I like thinner shafts and actually shoot very good scores with them. Here is how it works for me.

I picture my arrow going through the center of the X. I see my arrow in the center and not touching the circle, an Inside Out. In my twisted mind that is more possible with a skinnier arrow. I guess to me it's like drawing a line with a sharp pencil vs a crayon.

My best score in a major was a 300/59 shooting Fatboys. A 23 is as big as I could see myself shooting.


----------



## Ktmrider.rr (Apr 24, 2020)

OhWell said:


> Here is an absurd answer that will make no sense to most and to be transparent even my buddies don't all understand it.
> 
> I like thinner shafts and actually shoot very good scores with them. Here is how it works for me.
> 
> ...


23's is what I'm going with. Just waiting for them to show up. Black Eagle ps23


----------



## ahunter55 (Aug 17, 2009)

Just imagine shooting a perfect 300 with a 1614 or 1716 Aluminum shaft, cut to proper length, fingers & a recurve.. Oh how the game has changed.


----------



## Ktmrider.rr (Apr 24, 2020)

So I practiced in my backyard. Shot 1,3,2..seems 1 is high left, 3 high right, 2 more centered. Any feedback would be great. Ty


----------



## OhWell (Aug 21, 2013)

Ktmrider.rr said:


> So I practiced in my backyard. Shot 1,3,2..seems 1 is high left, 3 high right, 2 more centered. Any feedback would be great. Ty


Try changing your sequence. It looks to me like you are wanting to center your shot on the paper.
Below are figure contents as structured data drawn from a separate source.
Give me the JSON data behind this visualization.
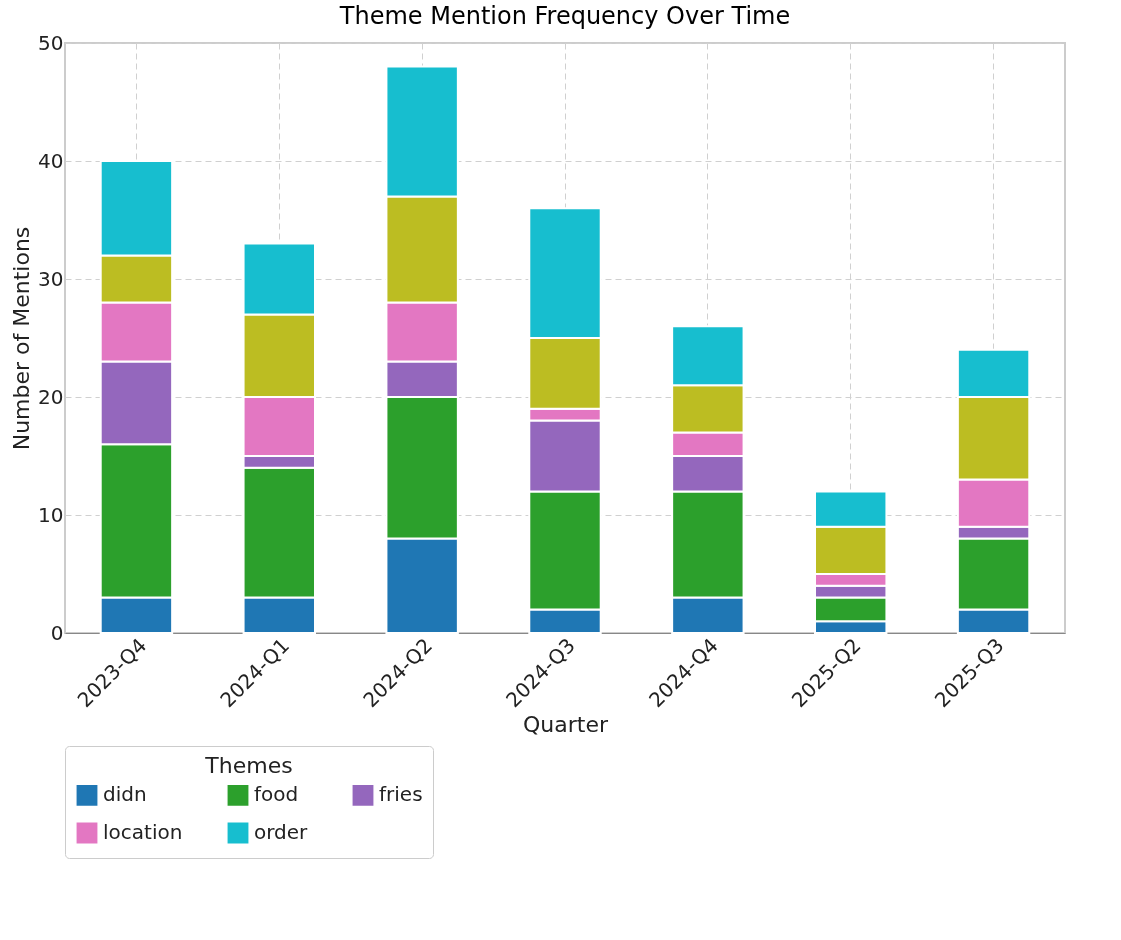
{
  "chart_data": {
    "type": "bar",
    "title": "Theme Mention Frequency Over Time",
    "xlabel": "Quarter",
    "ylabel": "Number of Mentions",
    "legend_title": "Themes",
    "categories": [
      "2023-Q4",
      "2024-Q1",
      "2024-Q2",
      "2024-Q3",
      "2024-Q4",
      "2025-Q2",
      "2025-Q3"
    ],
    "series": [
      {
        "name": "didn",
        "color": "#1f77b4",
        "values": [
          3,
          3,
          8,
          2,
          3,
          1,
          2
        ]
      },
      {
        "name": "food",
        "color": "#2ca02c",
        "values": [
          13,
          11,
          12,
          10,
          9,
          2,
          6
        ]
      },
      {
        "name": "fries",
        "color": "#9467bd",
        "values": [
          7,
          1,
          3,
          6,
          3,
          1,
          1
        ]
      },
      {
        "name": "location",
        "color": "#e377c2",
        "values": [
          5,
          5,
          5,
          1,
          2,
          1,
          4
        ]
      },
      {
        "color": "#bcbd22",
        "values": [
          4,
          7,
          9,
          6,
          4,
          4,
          7
        ]
      },
      {
        "name": "order",
        "color": "#17becf",
        "values": [
          8,
          6,
          11,
          11,
          5,
          3,
          4
        ]
      }
    ],
    "stacked": true,
    "ylim": [
      0,
      50
    ],
    "yticks": [
      0,
      10,
      20,
      30,
      40,
      50
    ],
    "grid": true,
    "legend": "bottom"
  }
}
I know that might sound crazy but if you come from shooting a single spot or shooting for groups you need to retrain your mind to focus on the X you are after with each shot.


----------



## OhWell (Aug 21, 2013)

ahunter55 said:


> Just imagine shooting a perfect 300 with a 1614 or 1716 Aluminum shaft, cut to proper length, fingers & a recurve.. Oh how the game has changed.


So have the targets !!!


----------



## Trav30x (Feb 7, 2018)

Look at the groups on each target 90% of your misses are just out the top on all three spots. Only one low arrow that looks like it was a one off "dip bang". Indoor archery is a game of high averages. If you move your sight up a few clicks and lower your impact point you could easily pick up a few points. You want the x in the center of your group for the greatest probability of hitting it.


----------



## ahunter55 (Aug 17, 2009)

OhWell said:


> So have the targets !!!


The only thing for the 300 is the X. Size is still the same + the 5 spot.. I wonder how many here have shot an indoor Chicago target round. The indoor mulit colored face, 20 yards & 16 ends of 6 arrows (96 total). Now that was an event & I shot many back in the 70s...


----------



## OhWell (Aug 21, 2013)

ahunter55 said:


> The only thing for the 300 is the X. Size is still the same + the 5 spot.. I wonder how many here have shot an indoor Chicago target round. The indoor mulit colored face, 20 yards & 16 ends of 6 arrows (96 total). Now that was an event & I shot many back in the 70s...


The USA Archery 18m three spot I shot last weekend has a tiny 10 ring. The 10 is about the size of a penny.


----------